The surface wettability of nanofibrous scaffolds is a crucial property that can affect cell behavior. As seen in Appendix 2 in Supplementary File, the scaffold crosslinked with GA/methanol indicated notably higher contact angles compared to the non-crosslinked scaffold. This result indicated that the imperfect hydrophobic nature of non-crosslinked PVA/GE that causes problems for use in aqueous media was improved by crosslinking. Also, the obtained results demonstrated that swelling property, degradation behavior, and pH changes of the crosslinked scaffold were appropriate for the tissue engineering application. The hydrophobic properties of the scaffold and dissolution rate of oligomers affected the swollen behavior of scaffold, which was related to the balance between the degradation rate of oligomers in the solution and the water uptake by nanofibers (28). From the MTT results, it became clear that the non-toxic property of the crosslinked scaffold provides good hUC-MSCs attachment. Due to the presence of numerous polar groups in PVA and gelatin structures, they are known as hydrophilic polymers. Therefore, scaffolds containing PVA/GE can be destroyed and dissolved easily in aqueous solutions (such as PBS). However, crosslinking leads to the formation of a 3D network of polymers, which can provide a stable environment for the adhesion and proliferation of seeded cells. SEM images indicated that uniform structure of electrospun scaffold provided a suitable environment for cell proliferation and differentiation.

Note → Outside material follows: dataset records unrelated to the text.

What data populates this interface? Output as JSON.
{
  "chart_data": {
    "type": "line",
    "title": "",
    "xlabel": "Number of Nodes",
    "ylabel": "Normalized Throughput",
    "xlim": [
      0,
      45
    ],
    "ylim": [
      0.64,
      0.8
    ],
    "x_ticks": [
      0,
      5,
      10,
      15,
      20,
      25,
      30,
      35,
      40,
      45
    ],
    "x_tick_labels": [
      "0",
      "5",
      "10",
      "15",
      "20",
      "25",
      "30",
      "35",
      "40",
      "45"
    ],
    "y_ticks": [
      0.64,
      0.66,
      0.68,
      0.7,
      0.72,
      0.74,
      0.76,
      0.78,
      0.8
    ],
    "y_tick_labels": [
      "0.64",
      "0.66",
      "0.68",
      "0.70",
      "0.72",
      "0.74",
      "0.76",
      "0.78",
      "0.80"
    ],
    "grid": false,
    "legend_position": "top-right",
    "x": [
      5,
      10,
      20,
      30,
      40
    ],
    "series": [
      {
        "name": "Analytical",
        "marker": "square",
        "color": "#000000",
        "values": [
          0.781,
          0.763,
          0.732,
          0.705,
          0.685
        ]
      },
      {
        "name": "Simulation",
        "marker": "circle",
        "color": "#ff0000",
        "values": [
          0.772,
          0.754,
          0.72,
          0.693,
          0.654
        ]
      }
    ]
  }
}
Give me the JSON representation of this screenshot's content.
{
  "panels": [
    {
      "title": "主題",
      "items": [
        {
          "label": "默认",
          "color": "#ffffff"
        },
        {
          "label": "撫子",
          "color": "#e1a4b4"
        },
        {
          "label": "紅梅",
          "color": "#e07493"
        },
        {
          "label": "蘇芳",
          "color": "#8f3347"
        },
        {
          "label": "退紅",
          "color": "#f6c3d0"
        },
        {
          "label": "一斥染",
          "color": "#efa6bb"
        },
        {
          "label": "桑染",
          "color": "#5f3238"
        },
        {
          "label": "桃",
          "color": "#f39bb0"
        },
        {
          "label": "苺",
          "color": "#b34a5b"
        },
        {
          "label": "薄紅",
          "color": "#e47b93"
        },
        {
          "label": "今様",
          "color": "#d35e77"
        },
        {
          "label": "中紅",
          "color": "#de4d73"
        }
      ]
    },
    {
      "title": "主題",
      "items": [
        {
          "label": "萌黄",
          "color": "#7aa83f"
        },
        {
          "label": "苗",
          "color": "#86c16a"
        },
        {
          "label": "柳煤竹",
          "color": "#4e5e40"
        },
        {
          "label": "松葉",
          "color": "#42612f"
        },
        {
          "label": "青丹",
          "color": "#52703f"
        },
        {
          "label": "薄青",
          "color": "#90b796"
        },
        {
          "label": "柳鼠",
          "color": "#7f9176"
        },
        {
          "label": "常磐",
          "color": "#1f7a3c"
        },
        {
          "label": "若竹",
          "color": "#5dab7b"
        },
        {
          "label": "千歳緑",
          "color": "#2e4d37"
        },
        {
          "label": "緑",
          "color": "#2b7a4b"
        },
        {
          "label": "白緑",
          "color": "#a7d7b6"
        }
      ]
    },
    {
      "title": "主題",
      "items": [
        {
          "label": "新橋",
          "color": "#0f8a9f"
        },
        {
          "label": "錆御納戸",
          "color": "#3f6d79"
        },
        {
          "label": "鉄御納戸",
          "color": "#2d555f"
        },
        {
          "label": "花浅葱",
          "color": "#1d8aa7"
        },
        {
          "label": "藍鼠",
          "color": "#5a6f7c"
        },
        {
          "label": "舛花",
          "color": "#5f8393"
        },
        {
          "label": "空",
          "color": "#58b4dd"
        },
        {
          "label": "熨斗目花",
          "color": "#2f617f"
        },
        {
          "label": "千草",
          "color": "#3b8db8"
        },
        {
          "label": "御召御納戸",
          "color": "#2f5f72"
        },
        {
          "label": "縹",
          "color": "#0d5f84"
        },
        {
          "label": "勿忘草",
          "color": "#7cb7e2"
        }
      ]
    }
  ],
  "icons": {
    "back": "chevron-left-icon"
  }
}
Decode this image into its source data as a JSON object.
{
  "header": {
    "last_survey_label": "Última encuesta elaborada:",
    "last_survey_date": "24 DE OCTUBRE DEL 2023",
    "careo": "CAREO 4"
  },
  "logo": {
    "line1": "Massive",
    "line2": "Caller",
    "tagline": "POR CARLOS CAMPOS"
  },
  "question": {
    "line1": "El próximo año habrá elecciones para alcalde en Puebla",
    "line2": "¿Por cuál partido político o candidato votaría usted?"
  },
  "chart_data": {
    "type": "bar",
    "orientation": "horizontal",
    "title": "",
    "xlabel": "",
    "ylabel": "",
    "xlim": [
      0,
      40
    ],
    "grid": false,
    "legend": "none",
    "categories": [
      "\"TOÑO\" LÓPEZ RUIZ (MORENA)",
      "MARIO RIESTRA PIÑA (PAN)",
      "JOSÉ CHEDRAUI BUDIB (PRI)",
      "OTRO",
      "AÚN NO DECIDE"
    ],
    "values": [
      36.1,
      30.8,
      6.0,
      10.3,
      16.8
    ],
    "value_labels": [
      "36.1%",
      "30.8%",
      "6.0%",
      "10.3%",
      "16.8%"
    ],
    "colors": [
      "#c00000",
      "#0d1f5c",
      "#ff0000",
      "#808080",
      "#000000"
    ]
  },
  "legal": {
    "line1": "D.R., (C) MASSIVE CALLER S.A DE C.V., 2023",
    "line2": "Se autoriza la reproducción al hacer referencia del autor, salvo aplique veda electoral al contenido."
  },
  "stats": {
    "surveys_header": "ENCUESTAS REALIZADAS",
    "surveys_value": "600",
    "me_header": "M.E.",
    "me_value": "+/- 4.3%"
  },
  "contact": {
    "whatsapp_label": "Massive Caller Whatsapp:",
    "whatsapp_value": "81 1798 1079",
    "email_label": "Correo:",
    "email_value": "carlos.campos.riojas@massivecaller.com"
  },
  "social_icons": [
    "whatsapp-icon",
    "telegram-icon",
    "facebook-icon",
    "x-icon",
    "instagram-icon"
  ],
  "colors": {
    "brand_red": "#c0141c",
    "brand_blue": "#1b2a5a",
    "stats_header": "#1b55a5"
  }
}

As shown by SEM images, the introduced PVA/GE nanofibrous electrospun scaffold had excellent performance for supporting the osteogenic differentiation of hUC-MSCs into osteoblast-like cells.
5.1. Conclusions
A PVA/GE nanocomposite scaffold was successfully prepared by the electrospinning technique. Chemical crosslinking by GA and GA/methanol immersion was utilized to change scaffold solubility. This treatment influenced the morphology and solubility of the scaffold. Assay results revealed that scaffolds have an excellent swelling rate, degradation behavior, and pH changes. The in vitro cell culture studies using Wharton’s jelly-derived MSCs showed that nanofibrous scaffolds were biocompatible, and cells seeded on the scaffolds adhered to and proliferated on pore walls. Also, under osteogenic conditions, MSCs could be differentiated into osteoblast cells. These results show the potential application of PVA/GE nanocomposites in bone tissue engineering.